One reads with interest that the motives informing Still’s choices for this particular gift are, according to the catalogue, “educational”—an attempt to counteract the effects of “shoddy criticism” (perhaps the same motive reduced the catalogue bibliography to a remarkably short list); the artist wished especially to disabuse those who believe that he “painted ‘thick’ early and ‘thin’ later—while, in fact, the two methods alternate hack and forth through his whole painting history.” Furthermore, unlike some of his critics, Still regards his development as nonlinear, a forward motion requiring constant backward glances to his own past for “sustenance,” an interpretation of his career that the installation labors to confirm. For example, a visitor in the middle of the Walker Gallery cannot overlook a striking view of the far wall of the adjoining room, where the most recent of Still’s exhibited works—a huge, primarily black and white painting of which the central image is a thickly clustered mass of leaping, flamelike thrusts—is hung. Flanking the doorway to that room, and appearing (no doubt intentionally) to frame the 1974 canvas, are two related 1947 works, the flickering brushstroke of one in particular, also executed in black and white, clearly adumbrating the distant prospect. Still’s other point, the breadth of effects he can achieve within any given moment, is italicized by two diametrically opposed canvases from 1974 executed within the short period of two months. Both paintings employ the same breed of tufty, flame-shaped imagery. Once, however, it appears as a cheerful, feathered form, a syncopated froth of yellow and sienna on an airy ground; then, in a densely filled painting hung immediately proximate, it reappears—now as a powerful basso profundo figure in black, an image capable of tearing gaunt holes in a resonant field of deep purple.

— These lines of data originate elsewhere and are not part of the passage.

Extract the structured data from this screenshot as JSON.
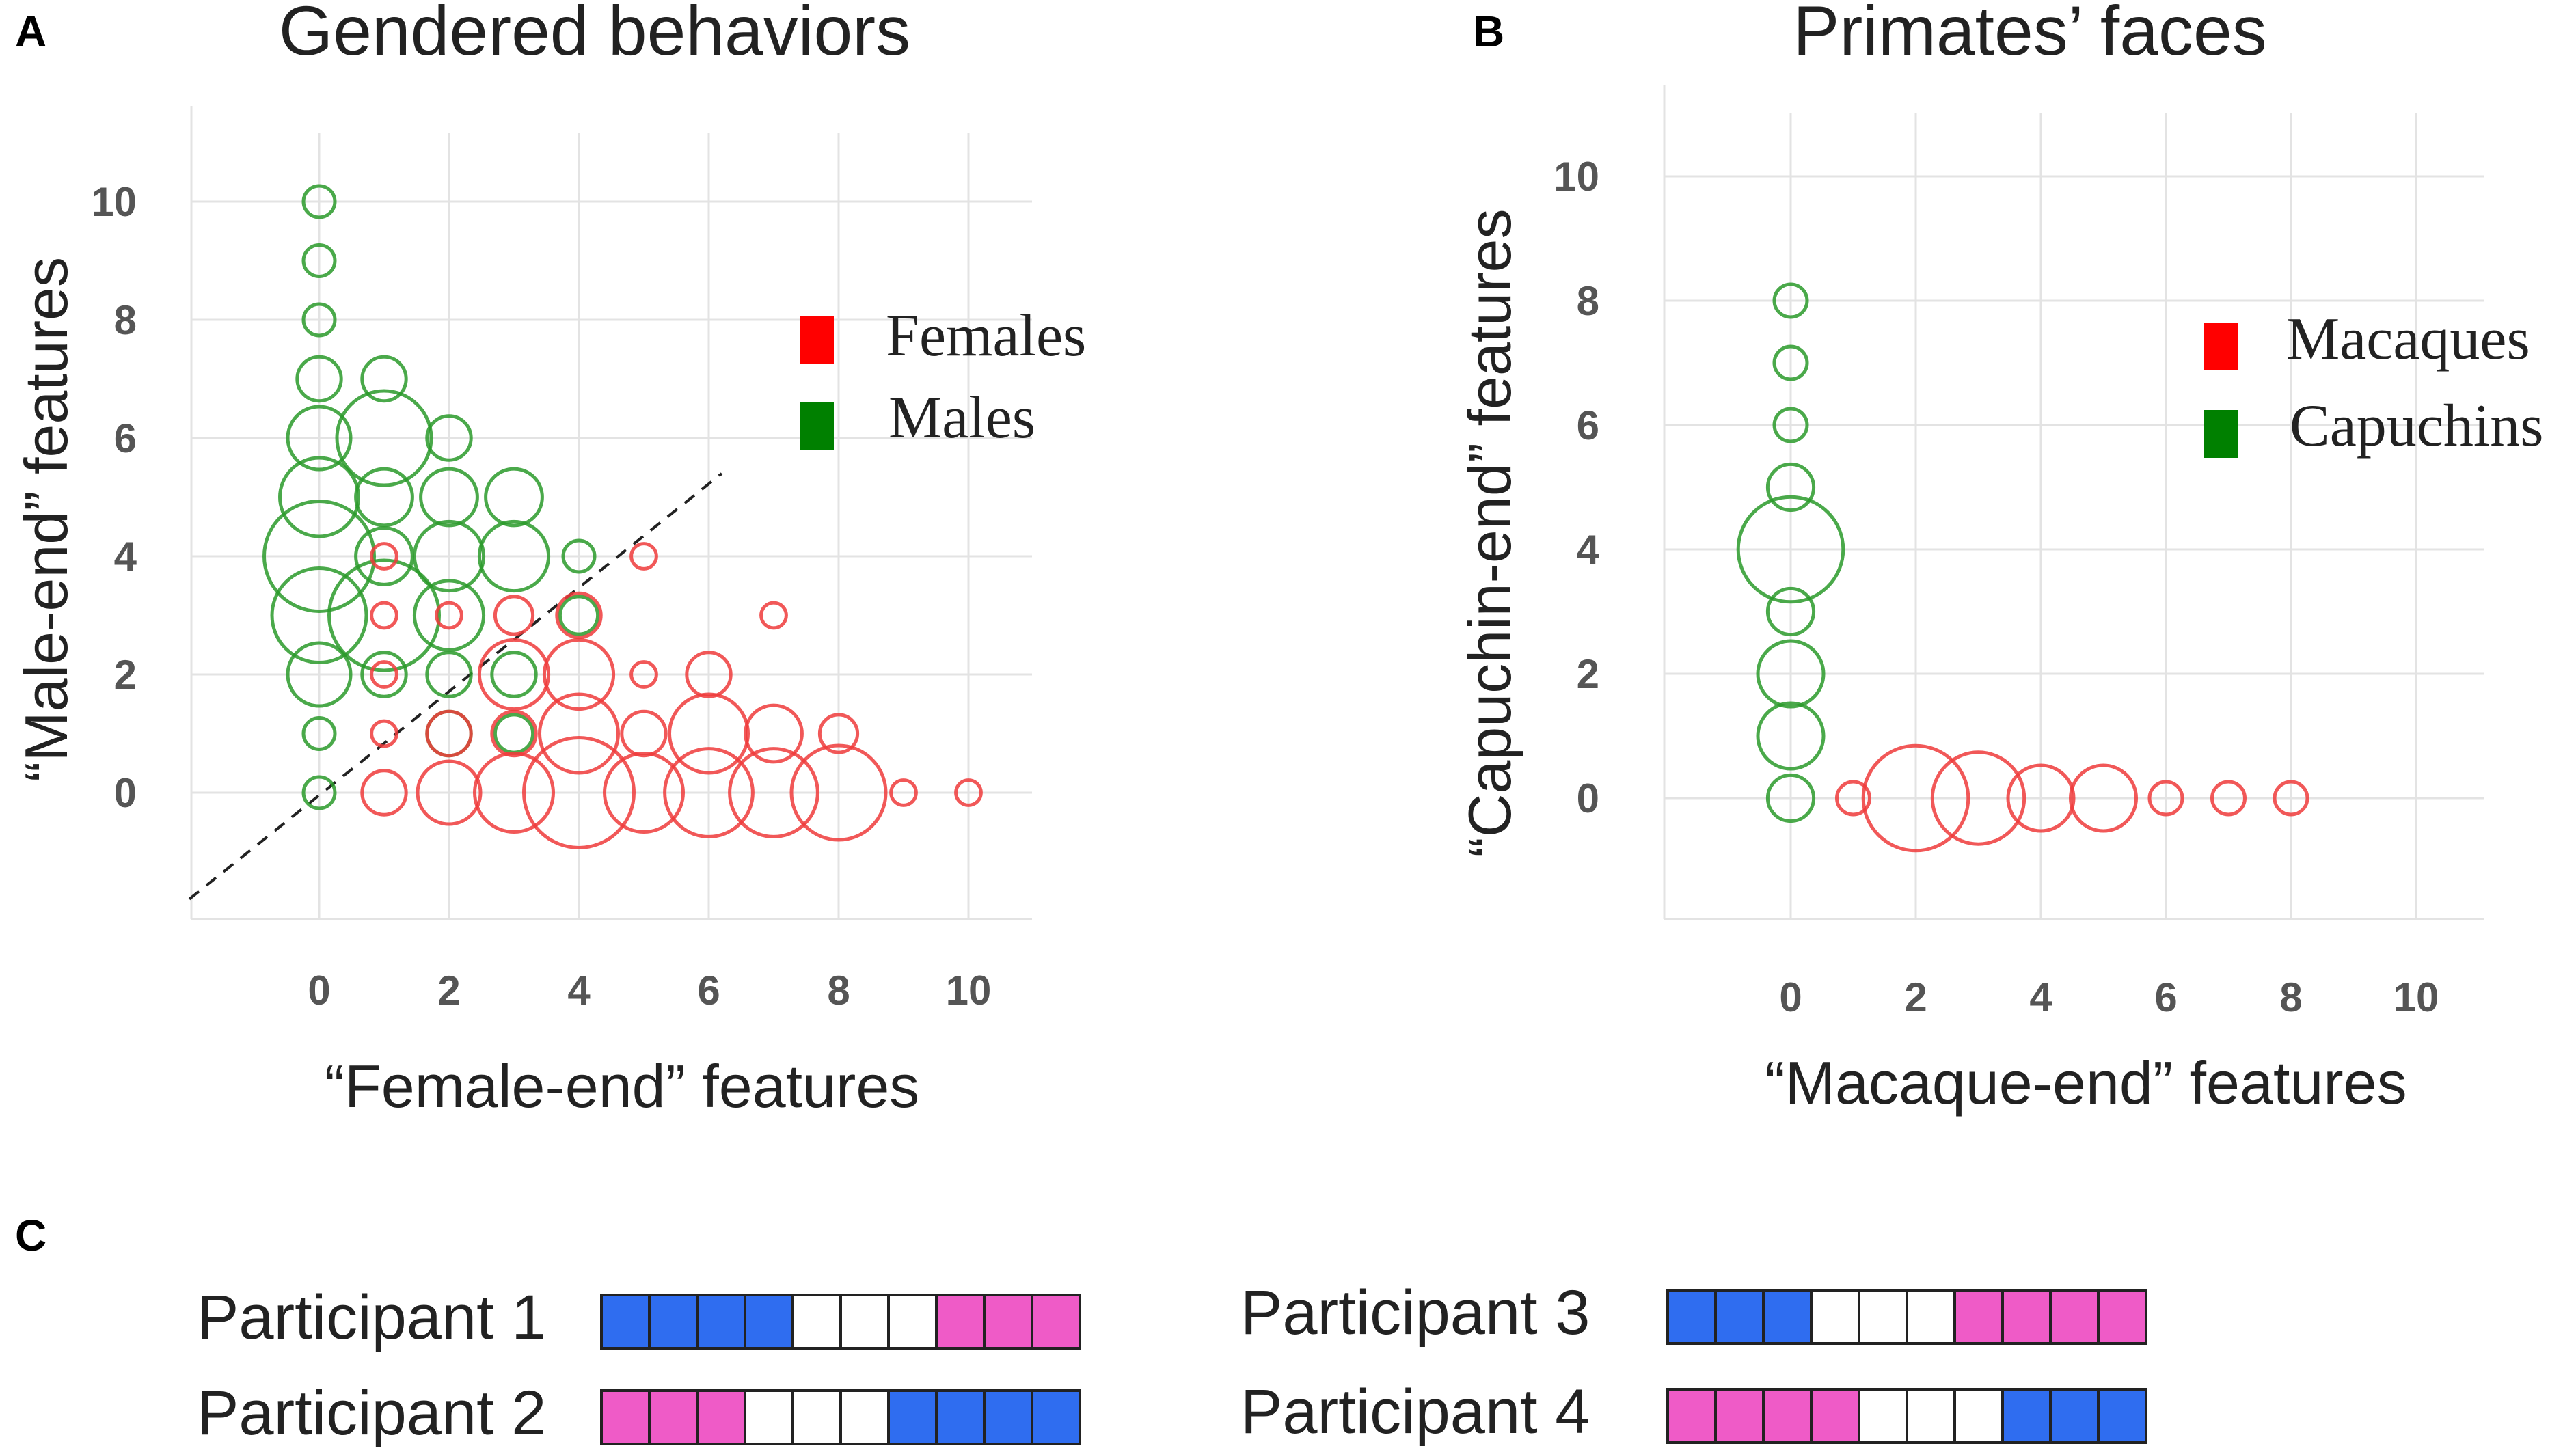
{
  "colors": {
    "female": "#ee3b3b",
    "male": "#2a9a2a",
    "legend_red": "#ff0000",
    "legend_green": "#008000",
    "blue": "#2f6df0",
    "pink": "#ef5bc7",
    "grid": "#e3e3e3",
    "tick": "#555555"
  },
  "chart_data": [
    {
      "panel_label": "A",
      "type": "scatter",
      "title": "Gendered behaviors",
      "xlabel": "“Female-end” features",
      "ylabel": "“Male-end” features",
      "x_ticks": [
        "0",
        "2",
        "4",
        "6",
        "8",
        "10"
      ],
      "y_ticks": [
        "0",
        "2",
        "4",
        "6",
        "8",
        "10"
      ],
      "xlim": [
        -2,
        11
      ],
      "ylim": [
        -2,
        11
      ],
      "diagonal": {
        "from": [
          -2,
          -1.8
        ],
        "to": [
          6.2,
          5.4
        ]
      },
      "legend": [
        {
          "label": "Females",
          "color": "legend_red"
        },
        {
          "label": "Males",
          "color": "legend_green"
        }
      ],
      "series": [
        {
          "name": "Males",
          "color": "male",
          "points": [
            [
              0,
              10,
              1
            ],
            [
              0,
              9,
              1
            ],
            [
              0,
              8,
              1
            ],
            [
              0,
              7,
              1.4
            ],
            [
              0,
              6,
              2
            ],
            [
              0,
              5,
              2.5
            ],
            [
              0,
              4,
              3.5
            ],
            [
              0,
              3,
              3
            ],
            [
              0,
              2,
              2
            ],
            [
              0,
              1,
              1
            ],
            [
              0,
              0,
              1
            ],
            [
              1,
              7,
              1.4
            ],
            [
              1,
              6,
              3
            ],
            [
              1,
              5,
              1.8
            ],
            [
              1,
              4,
              1.8
            ],
            [
              1,
              3,
              3.5
            ],
            [
              1,
              2,
              1.4
            ],
            [
              2,
              6,
              1.4
            ],
            [
              2,
              5,
              1.8
            ],
            [
              2,
              4,
              2.2
            ],
            [
              2,
              3,
              2.2
            ],
            [
              2,
              2,
              1.4
            ],
            [
              2,
              1,
              1.4
            ],
            [
              3,
              5,
              1.8
            ],
            [
              3,
              4,
              2.2
            ],
            [
              3,
              2,
              1.4
            ],
            [
              3,
              1,
              1.2
            ],
            [
              4,
              4,
              1
            ],
            [
              4,
              3,
              1.2
            ]
          ]
        },
        {
          "name": "Females",
          "color": "female",
          "points": [
            [
              1,
              4,
              0.8
            ],
            [
              1,
              3,
              0.8
            ],
            [
              1,
              2,
              0.8
            ],
            [
              1,
              1,
              0.8
            ],
            [
              1,
              0,
              1.4
            ],
            [
              2,
              3,
              0.8
            ],
            [
              2,
              1,
              1.4
            ],
            [
              2,
              0,
              2
            ],
            [
              3,
              3,
              1.2
            ],
            [
              3,
              2,
              2.2
            ],
            [
              3,
              1,
              1.4
            ],
            [
              3,
              0,
              2.5
            ],
            [
              4,
              3,
              1.4
            ],
            [
              4,
              2,
              2.2
            ],
            [
              4,
              1,
              2.5
            ],
            [
              4,
              0,
              3.5
            ],
            [
              5,
              4,
              0.8
            ],
            [
              5,
              2,
              0.8
            ],
            [
              5,
              1,
              1.4
            ],
            [
              5,
              0,
              2.5
            ],
            [
              6,
              2,
              1.4
            ],
            [
              6,
              1,
              2.5
            ],
            [
              6,
              0,
              2.8
            ],
            [
              7,
              3,
              0.8
            ],
            [
              7,
              1,
              1.8
            ],
            [
              7,
              0,
              2.8
            ],
            [
              8,
              1,
              1.2
            ],
            [
              8,
              0,
              3
            ],
            [
              9,
              0,
              0.8
            ],
            [
              10,
              0,
              0.8
            ]
          ]
        }
      ]
    },
    {
      "panel_label": "B",
      "type": "scatter",
      "title": "Primates’ faces",
      "xlabel": "“Macaque-end” features",
      "ylabel": "“Capuchin-end” features",
      "x_ticks": [
        "0",
        "2",
        "4",
        "6",
        "8",
        "10"
      ],
      "y_ticks": [
        "0",
        "2",
        "4",
        "6",
        "8",
        "10"
      ],
      "xlim": [
        -2,
        11
      ],
      "ylim": [
        -2,
        11
      ],
      "legend": [
        {
          "label": "Macaques",
          "color": "legend_red"
        },
        {
          "label": "Capuchins",
          "color": "legend_green"
        }
      ],
      "series": [
        {
          "name": "Capuchins",
          "color": "male",
          "points": [
            [
              0,
              8,
              1
            ],
            [
              0,
              7,
              1
            ],
            [
              0,
              6,
              1
            ],
            [
              0,
              5,
              1.4
            ],
            [
              0,
              4,
              3.2
            ],
            [
              0,
              3,
              1.4
            ],
            [
              0,
              2,
              2
            ],
            [
              0,
              1,
              2
            ],
            [
              0,
              0,
              1.4
            ]
          ]
        },
        {
          "name": "Macaques",
          "color": "female",
          "points": [
            [
              1,
              0,
              1
            ],
            [
              2,
              0,
              3.2
            ],
            [
              3,
              0,
              2.8
            ],
            [
              4,
              0,
              2
            ],
            [
              5,
              0,
              2
            ],
            [
              6,
              0,
              1
            ],
            [
              7,
              0,
              1
            ],
            [
              8,
              0,
              1
            ]
          ]
        }
      ]
    }
  ],
  "panel_c": {
    "label": "C",
    "participants": [
      {
        "name": "Participant 1",
        "cells": [
          "b",
          "b",
          "b",
          "b",
          "w",
          "w",
          "w",
          "p",
          "p",
          "p"
        ]
      },
      {
        "name": "Participant 2",
        "cells": [
          "p",
          "p",
          "p",
          "w",
          "w",
          "w",
          "b",
          "b",
          "b",
          "b"
        ]
      },
      {
        "name": "Participant 3",
        "cells": [
          "b",
          "b",
          "b",
          "w",
          "w",
          "w",
          "p",
          "p",
          "p",
          "p"
        ]
      },
      {
        "name": "Participant 4",
        "cells": [
          "p",
          "p",
          "p",
          "p",
          "w",
          "w",
          "w",
          "b",
          "b",
          "b"
        ]
      }
    ]
  }
}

When the paintings are viewed in conjunction with the catalogue notes, the tendentious undercurrents of this show emerge. The exhibition is then found to be laced with unsuspected polemics, bristling with implied claims and rejected critical interpretations, buzzing with the indistinct noise of long-past agons, reeking, finally, with the sulphurous smell of advantages (imaginary or real) won and lost on the “gas-chamber white walls” of the galleries Still now despises. The note, for instance, to an almost all-black 1951 canvas in the donation discloses that the painting, tainted in an unspecified way during its exhibition at the Betty Parsons Gallery, was subsequently repainted by the artist as an “expression of reclamation after what he felt to be its violation by its public exposure.” Many paintings are documented in the already familiar Still manner, that is, not only with the dates and places of their public exhibitions, but also with notes on private viewings by “artists” and/or “friends”—as if the fact of such a display might notarize the date of execution, or establish the position of the painting in some ideal hierarchy of achievements, or, more simply, as a pugnacious entry in the self-regarding battle of who influenced whom and when.

In a Map of Misreading, Harold Bloom writes appositely about the “guilt of belatedness” that characterizes our culture. Still appears to be a victim of such racetrack thinking. Perhaps it is utopian to expect disinterest, but one would prefer one’s major artists to keep their eyes off the tote board.